An unemployed graduate who blew herself up in Tunisia’s capital last month had sworn allegiance to Islamic State, the interior minister said Monday, November 19.
Mna Guebla detonated a bomb near police cars in central Tunis on the busy upmarket Avenue Habib Bourguiba on October 29, killing herself and wounding 26 people, mostly police officers, Hichem Fourati told parliament.
Guebla had used “secret communication channels” to make contact with “terrorist leaders inside and outside the country” and to swear allegiance to ISIS, he added.
Fourati said the 30-year-old had received online instructions on bomb-making from “terrorist elements” based in the country’s mountainous east, the epicenter of a long-running jihadist campaign targeting Tunisian security forces.
The attack was the first to rock the Tunisian capital since 2015.
Police sources said the assailant appeared to have used a homemade bomb rather than an explosive belt.
Guebla, who lived in a marginalized rural area in the eastern Mahdia region, was studying for a doctorate and spent hours on the computer locked in her room, but her family said there was no indication she was being radicalized.
After her death, authorities found “a quantity of raw materials used in the manufacture of explosives” at her house, Fourati said.
Local media have reported that her distraught family refused to receive the body and did not attend her burial.

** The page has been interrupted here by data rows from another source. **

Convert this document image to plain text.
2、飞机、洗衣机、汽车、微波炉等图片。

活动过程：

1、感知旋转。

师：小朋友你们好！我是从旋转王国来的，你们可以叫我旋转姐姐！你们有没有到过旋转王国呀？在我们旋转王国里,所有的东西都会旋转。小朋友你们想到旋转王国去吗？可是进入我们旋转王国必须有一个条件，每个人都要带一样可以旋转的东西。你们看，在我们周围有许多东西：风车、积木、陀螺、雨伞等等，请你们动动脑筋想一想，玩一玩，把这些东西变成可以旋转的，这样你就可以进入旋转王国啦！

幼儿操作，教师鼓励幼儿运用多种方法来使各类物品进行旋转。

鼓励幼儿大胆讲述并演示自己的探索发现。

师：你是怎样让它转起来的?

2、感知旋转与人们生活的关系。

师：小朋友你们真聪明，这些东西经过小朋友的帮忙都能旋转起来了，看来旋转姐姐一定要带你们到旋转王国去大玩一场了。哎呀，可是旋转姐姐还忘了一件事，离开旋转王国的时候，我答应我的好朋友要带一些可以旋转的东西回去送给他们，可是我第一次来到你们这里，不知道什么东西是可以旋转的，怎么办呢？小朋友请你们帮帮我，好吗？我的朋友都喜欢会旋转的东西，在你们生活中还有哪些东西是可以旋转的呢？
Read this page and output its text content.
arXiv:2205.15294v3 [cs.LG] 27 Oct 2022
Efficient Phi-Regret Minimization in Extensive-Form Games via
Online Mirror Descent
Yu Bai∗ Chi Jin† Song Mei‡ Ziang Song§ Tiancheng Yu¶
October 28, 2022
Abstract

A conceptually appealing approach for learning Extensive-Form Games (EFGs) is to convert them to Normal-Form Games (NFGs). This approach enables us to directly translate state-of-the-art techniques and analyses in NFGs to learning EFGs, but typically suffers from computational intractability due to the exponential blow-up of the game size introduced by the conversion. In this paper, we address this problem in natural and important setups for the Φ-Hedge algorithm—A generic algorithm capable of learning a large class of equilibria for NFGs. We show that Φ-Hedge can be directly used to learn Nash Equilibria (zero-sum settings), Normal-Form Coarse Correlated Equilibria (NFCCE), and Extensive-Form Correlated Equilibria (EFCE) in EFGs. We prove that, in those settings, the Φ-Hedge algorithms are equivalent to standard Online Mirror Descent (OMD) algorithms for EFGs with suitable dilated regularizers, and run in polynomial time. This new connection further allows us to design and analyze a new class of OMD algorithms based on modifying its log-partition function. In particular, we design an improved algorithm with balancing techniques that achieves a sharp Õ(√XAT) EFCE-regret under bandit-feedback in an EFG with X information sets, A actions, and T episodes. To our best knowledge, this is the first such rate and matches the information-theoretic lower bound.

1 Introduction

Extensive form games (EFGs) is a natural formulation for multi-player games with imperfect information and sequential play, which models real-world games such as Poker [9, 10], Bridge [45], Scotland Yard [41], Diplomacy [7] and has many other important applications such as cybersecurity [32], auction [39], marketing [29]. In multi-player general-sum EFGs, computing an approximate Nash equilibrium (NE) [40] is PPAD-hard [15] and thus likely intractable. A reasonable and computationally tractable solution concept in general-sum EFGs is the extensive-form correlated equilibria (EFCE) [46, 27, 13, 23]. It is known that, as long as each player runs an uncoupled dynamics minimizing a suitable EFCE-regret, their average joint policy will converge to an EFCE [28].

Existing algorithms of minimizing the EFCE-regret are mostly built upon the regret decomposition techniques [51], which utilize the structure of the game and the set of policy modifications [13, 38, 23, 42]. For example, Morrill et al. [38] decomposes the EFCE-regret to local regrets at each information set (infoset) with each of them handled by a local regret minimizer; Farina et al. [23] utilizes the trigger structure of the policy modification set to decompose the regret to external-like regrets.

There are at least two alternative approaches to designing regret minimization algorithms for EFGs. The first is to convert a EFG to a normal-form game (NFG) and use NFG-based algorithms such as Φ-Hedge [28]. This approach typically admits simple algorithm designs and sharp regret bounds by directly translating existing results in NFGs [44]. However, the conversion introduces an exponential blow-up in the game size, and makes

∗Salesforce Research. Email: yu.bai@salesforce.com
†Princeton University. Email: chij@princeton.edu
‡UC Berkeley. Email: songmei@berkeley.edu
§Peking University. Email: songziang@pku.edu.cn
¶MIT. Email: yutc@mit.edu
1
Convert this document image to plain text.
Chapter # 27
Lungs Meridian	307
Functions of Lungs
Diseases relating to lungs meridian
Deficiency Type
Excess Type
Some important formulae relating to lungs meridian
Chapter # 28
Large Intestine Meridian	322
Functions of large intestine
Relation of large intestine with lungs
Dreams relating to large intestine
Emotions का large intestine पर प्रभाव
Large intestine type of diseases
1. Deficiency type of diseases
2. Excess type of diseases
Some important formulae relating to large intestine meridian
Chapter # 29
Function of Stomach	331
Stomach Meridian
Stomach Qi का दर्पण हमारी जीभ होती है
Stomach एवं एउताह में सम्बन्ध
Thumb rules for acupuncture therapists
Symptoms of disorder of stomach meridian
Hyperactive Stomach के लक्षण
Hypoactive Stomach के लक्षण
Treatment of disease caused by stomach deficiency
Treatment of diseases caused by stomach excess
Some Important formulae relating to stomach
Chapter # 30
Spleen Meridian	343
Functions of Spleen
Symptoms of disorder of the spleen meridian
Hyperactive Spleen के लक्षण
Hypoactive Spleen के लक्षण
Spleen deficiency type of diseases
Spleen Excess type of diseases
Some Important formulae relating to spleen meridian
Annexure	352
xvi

In June 2015, 38 people were killed in a shooting rampage at the coastal resort of Sousse which targeted tourists, while an attack in March that year on the National Bardo Museum in Tunis left 22 people dead, most of them tourists.
The terror attacks claimed by ISIS decimated Tunisia’s crucial tourism sector, which made up seven percent of gross domestic product.
A state of emergency first enacted after a bus attack in November 2015 has been extended multiple times, most recently on November 11.
In March 2016, dozens of jihadists who infiltrated from neighboring Libya assaulted security posts in the southern region of Ben Guerdane in what Tunisian authorities said was an aborted attempt to declare an “emirate.”
The attack, which went unclaimed, left 20 dead among security forces and civilians.